A Comprehensive Solution to Large-Scale Data Management

Publish Date: Aug 01, 2014 | 10 Ratings | 2.30 out of 5 |  PDF

Overview

In response to the challenges engineers and scientists face when managing large amounts of test and simulation data, National Instruments has built a three-piece solution for test data management. A key component of this solution, NI DataFinder technology, helps you index test files for simple retrieval and mining. This paper discusses expanding this technology for large groups and departments with NI DataFinder Server Edition.

Table of Contents

  1. The Pain Points of Data Management
  2. NI Technical Data Management Solution
  3.  DIAdem DataFinder and NI DataFinder Server Edition
  4. Benefits of NI DataFinder Server Edition
  5. Conclusion

1. The Pain Points of Data Management

Test engineers today face increasingly challenging time and budgetary constraints when designing data acquisition systems. Consumer demand for higher-quality products at lower prices continues to force stricter system design requirements. To offset decreasing margins, data acquisition systems must be designed (or evolve) to be solutions – that is to say, you must be able to use them not only for the initial data acquisition but also the data management once you have collected the data.
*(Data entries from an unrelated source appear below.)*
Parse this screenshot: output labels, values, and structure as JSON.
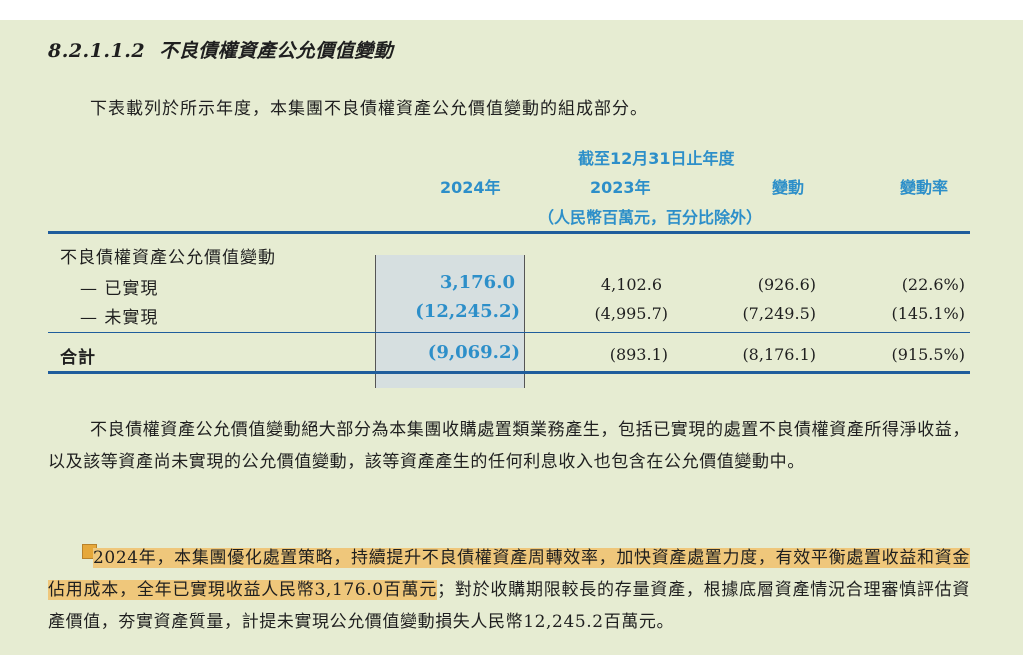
{
  "heading": {
    "number": "8.2.1.1.2",
    "title": "不良債權資產公允價值變動"
  },
  "intro": "下表載列於所示年度，本集團不良債權資產公允價值變動的組成部分。",
  "table": {
    "period_header": "截至12月31日止年度",
    "col_2024": "2024年",
    "col_2023": "2023年",
    "col_change": "變動",
    "col_rate": "變動率",
    "unit_note": "（人民幣百萬元，百分比除外）",
    "section_label": "不良債權資產公允價值變動",
    "rows": [
      {
        "label": "— 已實現",
        "v2024": "3,176.0",
        "v2023": "4,102.6",
        "change": "(926.6)",
        "rate": "(22.6%)"
      },
      {
        "label": "— 未實現",
        "v2024": "(12,245.2)",
        "v2023": "(4,995.7)",
        "change": "(7,249.5)",
        "rate": "(145.1%)"
      }
    ],
    "total": {
      "label": "合計",
      "v2024": "(9,069.2)",
      "v2023": "(893.1)",
      "change": "(8,176.1)",
      "rate": "(915.5%)"
    }
  },
  "para1": "不良債權資產公允價值變動絕大部分為本集團收購處置類業務產生，包括已實現的處置不良債權資產所得淨收益，以及該等資產尚未實現的公允價值變動，該等資產產生的任何利息收入也包含在公允價值變動中。",
  "para2": {
    "highlighted": "2024年，本集團優化處置策略，持續提升不良債權資產周轉效率，加快資產處置力度，有效平衡處置收益和資金佔用成本，全年已實現收益人民幣3,176.0百萬元",
    "rest": "；對於收購期限較長的存量資產，根據底層資產情況合理審慎評估資產價值，夯實資產質量，計提未實現公允價值變動損失人民幣12,245.2百萬元。"
  },
  "colors": {
    "accent_blue": "#2d8fc9",
    "rule_blue": "#1f5d9c",
    "page_bg": "#e6ecd2",
    "highlight": "#efc77b"
  }
}
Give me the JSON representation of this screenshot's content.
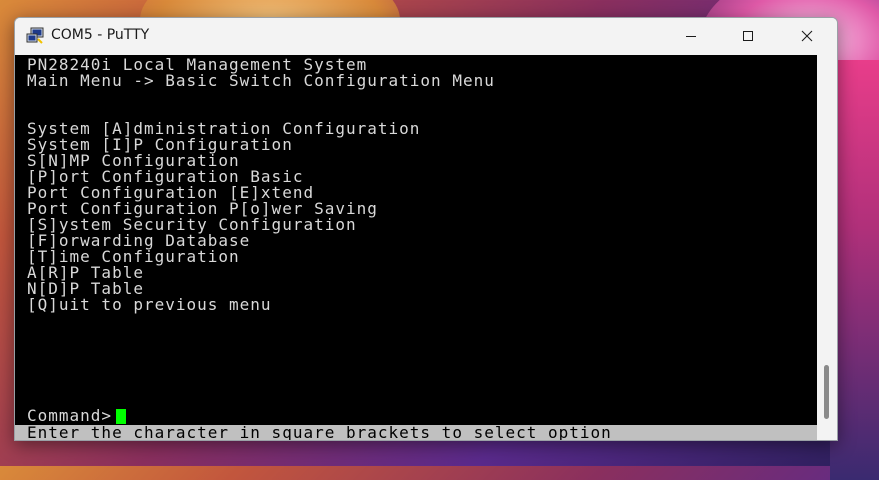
{
  "window": {
    "title": "COM5 - PuTTY",
    "icon": "putty-icon"
  },
  "controls": {
    "minimize_icon": "minimize-icon",
    "maximize_icon": "maximize-icon",
    "close_icon": "close-icon"
  },
  "terminal": {
    "header_line1": "PN28240i Local Management System",
    "header_line2": "Main Menu -> Basic Switch Configuration Menu",
    "menu_items": [
      "System [A]dministration Configuration",
      "System [I]P Configuration",
      "S[N]MP Configuration",
      "[P]ort Configuration Basic",
      "Port Configuration [E]xtend",
      "Port Configuration P[o]wer Saving",
      "[S]ystem Security Configuration",
      "[F]orwarding Database",
      "[T]ime Configuration",
      "A[R]P Table",
      "N[D]P Table",
      "[Q]uit to previous menu"
    ],
    "prompt": "Command> ",
    "status_line": "Enter the character in square brackets to select option",
    "cursor_color": "#00ff00",
    "background_color": "#000000",
    "text_color": "#d9d9d9"
  }
}
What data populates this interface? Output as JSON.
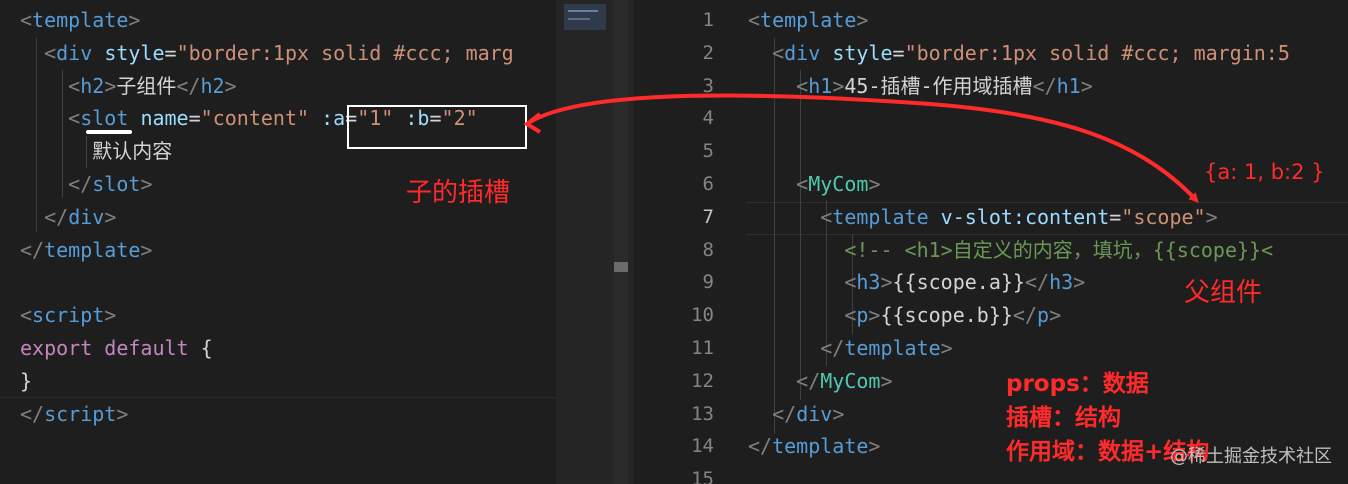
{
  "left_code": {
    "lines": [
      [
        [
          "p",
          "<"
        ],
        [
          "t",
          "template"
        ],
        [
          "p",
          ">"
        ]
      ],
      [
        [
          "tx",
          "  "
        ],
        [
          "p",
          "<"
        ],
        [
          "t",
          "div"
        ],
        [
          "tx",
          " "
        ],
        [
          "a",
          "style"
        ],
        [
          "tx",
          "="
        ],
        [
          "s",
          "\"border:1px solid #ccc; marg"
        ]
      ],
      [
        [
          "tx",
          "    "
        ],
        [
          "p",
          "<"
        ],
        [
          "t",
          "h2"
        ],
        [
          "p",
          ">"
        ],
        [
          "tx",
          "子组件"
        ],
        [
          "p",
          "</"
        ],
        [
          "t",
          "h2"
        ],
        [
          "p",
          ">"
        ]
      ],
      [
        [
          "tx",
          "    "
        ],
        [
          "p",
          "<"
        ],
        [
          "t",
          "slot"
        ],
        [
          "tx",
          " "
        ],
        [
          "a",
          "name"
        ],
        [
          "tx",
          "="
        ],
        [
          "s",
          "\"content\""
        ],
        [
          "tx",
          " "
        ],
        [
          "a",
          ":a"
        ],
        [
          "tx",
          "="
        ],
        [
          "s",
          "\"1\""
        ],
        [
          "tx",
          " "
        ],
        [
          "a",
          ":b"
        ],
        [
          "tx",
          "="
        ],
        [
          "s",
          "\"2\""
        ]
      ],
      [
        [
          "tx",
          "      默认内容"
        ]
      ],
      [
        [
          "tx",
          "    "
        ],
        [
          "p",
          "</"
        ],
        [
          "t",
          "slot"
        ],
        [
          "p",
          ">"
        ]
      ],
      [
        [
          "tx",
          "  "
        ],
        [
          "p",
          "</"
        ],
        [
          "t",
          "div"
        ],
        [
          "p",
          ">"
        ]
      ],
      [
        [
          "p",
          "</"
        ],
        [
          "t",
          "template"
        ],
        [
          "p",
          ">"
        ]
      ],
      [],
      [
        [
          "p",
          "<"
        ],
        [
          "t",
          "script"
        ],
        [
          "p",
          ">"
        ]
      ],
      [
        [
          "k",
          "export"
        ],
        [
          "tx",
          " "
        ],
        [
          "k",
          "default"
        ],
        [
          "tx",
          " {"
        ]
      ],
      [
        [
          "tx",
          "}"
        ]
      ],
      [
        [
          "p",
          "</"
        ],
        [
          "t",
          "script"
        ],
        [
          "p",
          ">"
        ]
      ]
    ]
  },
  "right_code": {
    "line_numbers": [
      "1",
      "2",
      "3",
      "4",
      "5",
      "6",
      "7",
      "8",
      "9",
      "10",
      "11",
      "12",
      "13",
      "14",
      "15"
    ],
    "lines": [
      [
        [
          "p",
          "<"
        ],
        [
          "t",
          "template"
        ],
        [
          "p",
          ">"
        ]
      ],
      [
        [
          "tx",
          "  "
        ],
        [
          "p",
          "<"
        ],
        [
          "t",
          "div"
        ],
        [
          "tx",
          " "
        ],
        [
          "a",
          "style"
        ],
        [
          "tx",
          "="
        ],
        [
          "s",
          "\"border:1px solid #ccc; margin:5"
        ]
      ],
      [
        [
          "tx",
          "    "
        ],
        [
          "p",
          "<"
        ],
        [
          "t",
          "h1"
        ],
        [
          "p",
          ">"
        ],
        [
          "tx",
          "45-插槽-作用域插槽"
        ],
        [
          "p",
          "</"
        ],
        [
          "t",
          "h1"
        ],
        [
          "p",
          ">"
        ]
      ],
      [],
      [],
      [
        [
          "tx",
          "    "
        ],
        [
          "p",
          "<"
        ],
        [
          "c",
          "MyCom"
        ],
        [
          "p",
          ">"
        ]
      ],
      [
        [
          "tx",
          "      "
        ],
        [
          "p",
          "<"
        ],
        [
          "t",
          "template"
        ],
        [
          "tx",
          " "
        ],
        [
          "a",
          "v-slot:content"
        ],
        [
          "tx",
          "="
        ],
        [
          "s",
          "\"scope\""
        ],
        [
          "p",
          ">"
        ]
      ],
      [
        [
          "tx",
          "        "
        ],
        [
          "cm",
          "<!-- <h1>自定义的内容，填坑，{{scope}}<"
        ]
      ],
      [
        [
          "tx",
          "        "
        ],
        [
          "p",
          "<"
        ],
        [
          "t",
          "h3"
        ],
        [
          "p",
          ">"
        ],
        [
          "tx",
          "{{scope.a}}"
        ],
        [
          "p",
          "</"
        ],
        [
          "t",
          "h3"
        ],
        [
          "p",
          ">"
        ]
      ],
      [
        [
          "tx",
          "        "
        ],
        [
          "p",
          "<"
        ],
        [
          "t",
          "p"
        ],
        [
          "p",
          ">"
        ],
        [
          "tx",
          "{{scope.b}}"
        ],
        [
          "p",
          "</"
        ],
        [
          "t",
          "p"
        ],
        [
          "p",
          ">"
        ]
      ],
      [
        [
          "tx",
          "      "
        ],
        [
          "p",
          "</"
        ],
        [
          "t",
          "template"
        ],
        [
          "p",
          ">"
        ]
      ],
      [
        [
          "tx",
          "    "
        ],
        [
          "p",
          "</"
        ],
        [
          "c",
          "MyCom"
        ],
        [
          "p",
          ">"
        ]
      ],
      [
        [
          "tx",
          "  "
        ],
        [
          "p",
          "</"
        ],
        [
          "t",
          "div"
        ],
        [
          "p",
          ">"
        ]
      ],
      [
        [
          "p",
          "</"
        ],
        [
          "t",
          "template"
        ],
        [
          "p",
          ">"
        ]
      ],
      []
    ]
  },
  "annotations": {
    "child_slot": "子的插槽",
    "scope_value": "{a: 1, b:2 }",
    "parent_component": "父组件",
    "props_line": "props：数据",
    "slot_line": "插槽：结构",
    "scope_line": "作用域：数据+结构"
  },
  "watermark": "@稀土掘金技术社区",
  "colors": {
    "background": "#1e1e1e",
    "tag": "#569cd6",
    "attribute": "#9cdcfe",
    "string": "#ce9178",
    "component": "#4ec9b0",
    "keyword": "#c586c0",
    "comment": "#6a9955",
    "annotation_red": "#ff2a2a"
  }
}
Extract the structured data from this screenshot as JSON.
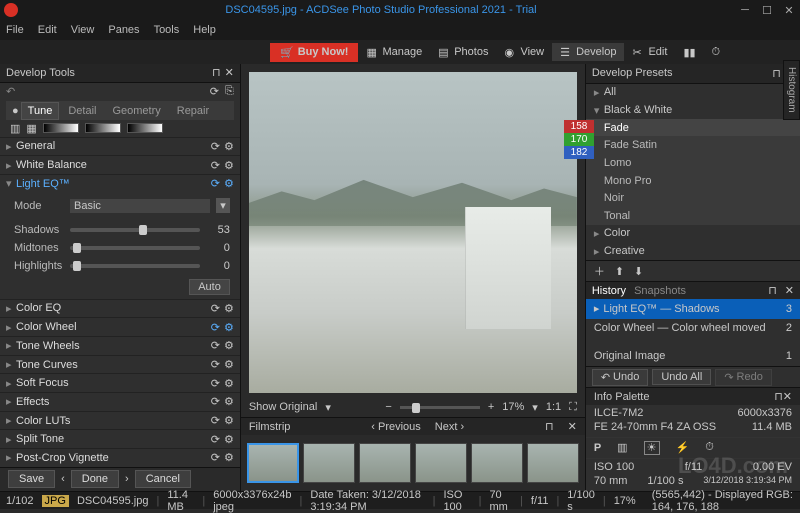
{
  "title": "DSC04595.jpg - ACDSee Photo Studio Professional 2021 - Trial",
  "menus": [
    "File",
    "Edit",
    "View",
    "Panes",
    "Tools",
    "Help"
  ],
  "buy": "Buy Now!",
  "modes": [
    "Manage",
    "Photos",
    "View",
    "Develop",
    "Edit"
  ],
  "left": {
    "header": "Develop Tools",
    "tabs": [
      "Tune",
      "Detail",
      "Geometry",
      "Repair"
    ],
    "sections": {
      "general": "General",
      "wb": "White Balance",
      "lighteq": "Light EQ™",
      "coloreq": "Color EQ",
      "colorwheel": "Color Wheel",
      "tonewheels": "Tone Wheels",
      "tonecurves": "Tone Curves",
      "softfocus": "Soft Focus",
      "effects": "Effects",
      "colorluts": "Color LUTs",
      "splittone": "Split Tone",
      "vignette": "Post-Crop Vignette"
    },
    "mode_label": "Mode",
    "mode_value": "Basic",
    "sliders": {
      "shadows": {
        "label": "Shadows",
        "value": "53",
        "pct": 53
      },
      "midtones": {
        "label": "Midtones",
        "value": "0",
        "pct": 2
      },
      "highlights": {
        "label": "Highlights",
        "value": "0",
        "pct": 2
      }
    },
    "auto": "Auto",
    "save": "Save",
    "done": "Done",
    "cancel": "Cancel"
  },
  "center": {
    "show_original": "Show Original",
    "zoom": "17%",
    "ratio": "1:1",
    "filmstrip": "Filmstrip",
    "previous": "Previous",
    "next": "Next"
  },
  "right": {
    "presets_header": "Develop Presets",
    "all": "All",
    "bw": "Black & White",
    "items": [
      "Fade",
      "Fade Satin",
      "Lomo",
      "Mono Pro",
      "Noir",
      "Tonal"
    ],
    "color": "Color",
    "creative": "Creative",
    "history_tab": "History",
    "snapshots_tab": "Snapshots",
    "hist": [
      {
        "label": "Light EQ™ — Shadows",
        "count": "3"
      },
      {
        "label": "Color Wheel — Color wheel moved",
        "count": "2"
      },
      {
        "label": "Original Image",
        "count": "1"
      }
    ],
    "undo": "Undo",
    "undoall": "Undo All",
    "redo": "Redo",
    "info_header": "Info Palette",
    "camera": "ILCE-7M2",
    "lens": "FE 24-70mm F4 ZA OSS",
    "dims": "6000x3376",
    "size": "11.4 MB",
    "p": "P",
    "iso_l": "ISO 100",
    "fl_l": "70 mm",
    "ap_l": "f/11",
    "ss_l": "1/100 s",
    "ev_l": "0.00 EV",
    "date_l": "3/12/2018 3:19:34 PM",
    "histogram_tab": "Histogram"
  },
  "rgb": {
    "r": "158",
    "g": "170",
    "b": "182"
  },
  "status": {
    "counter": "1/102",
    "badge": "JPG",
    "file": "DSC04595.jpg",
    "size": "11.4 MB",
    "dims": "6000x3376x24b jpeg",
    "date": "Date Taken: 3/12/2018 3:19:34 PM",
    "iso": "ISO 100",
    "fl": "70 mm",
    "ap": "f/11",
    "ss": "1/100 s",
    "zoom": "17%",
    "pixel": "(5565,442) - Displayed RGB: 164, 176, 188"
  },
  "watermark": "LO4D.com"
}
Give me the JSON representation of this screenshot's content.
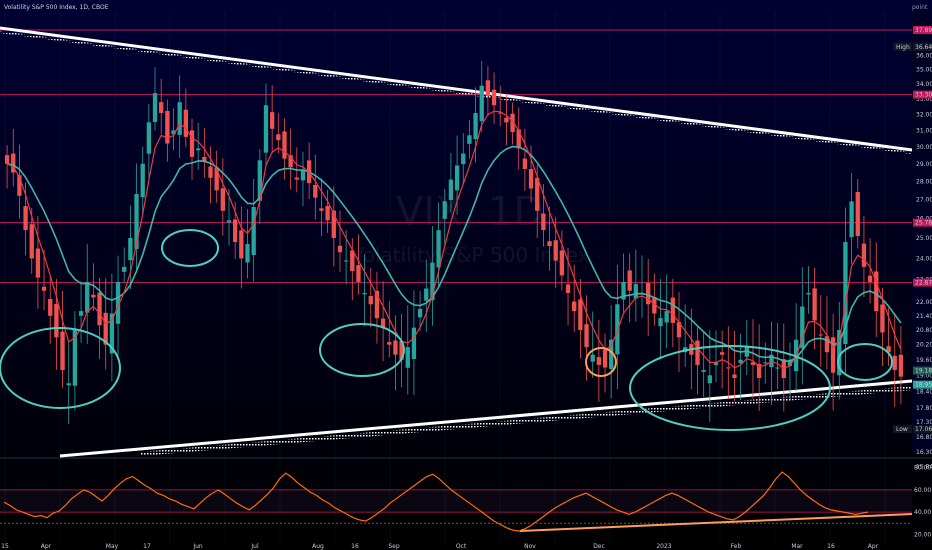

Without the implementation of an effective data management solution, you may wind up wasting valuable time (and therefore money) attempting to extract information from your acquired data so you can make educated engineering decisions. You may resort to manually searching through files that are likely stored in different formats and in varying locations on disk – and potentially on different machines – to find and analyze your data sets. Even just a few hours per week wasted due to an inefficient data management solution can cause budgetary increases and delays that can propagate through the entire product design cycle, drastically increasing time to market.

Traditional data management approaches such as manual file- and folder-naming conventions or standard database implementations offer unique benefits but fail to provide an all-encompassing data management solution on their own. While manually organizing and naming your files and folders in a manner that fits the application at hand has the immediate advantage of being free and easily customizable, the organization can become cumbersome as tests change and grow, causing the most headaches when searching for data sets and quickly buckling under when a file is inadvertently renamed or moved. Standard databases such as Access or Oracle are easily queried and provide swift retrieval of data but are extremely costly to design and implement and require significant maintenance and resources if you need continued customization and expandability.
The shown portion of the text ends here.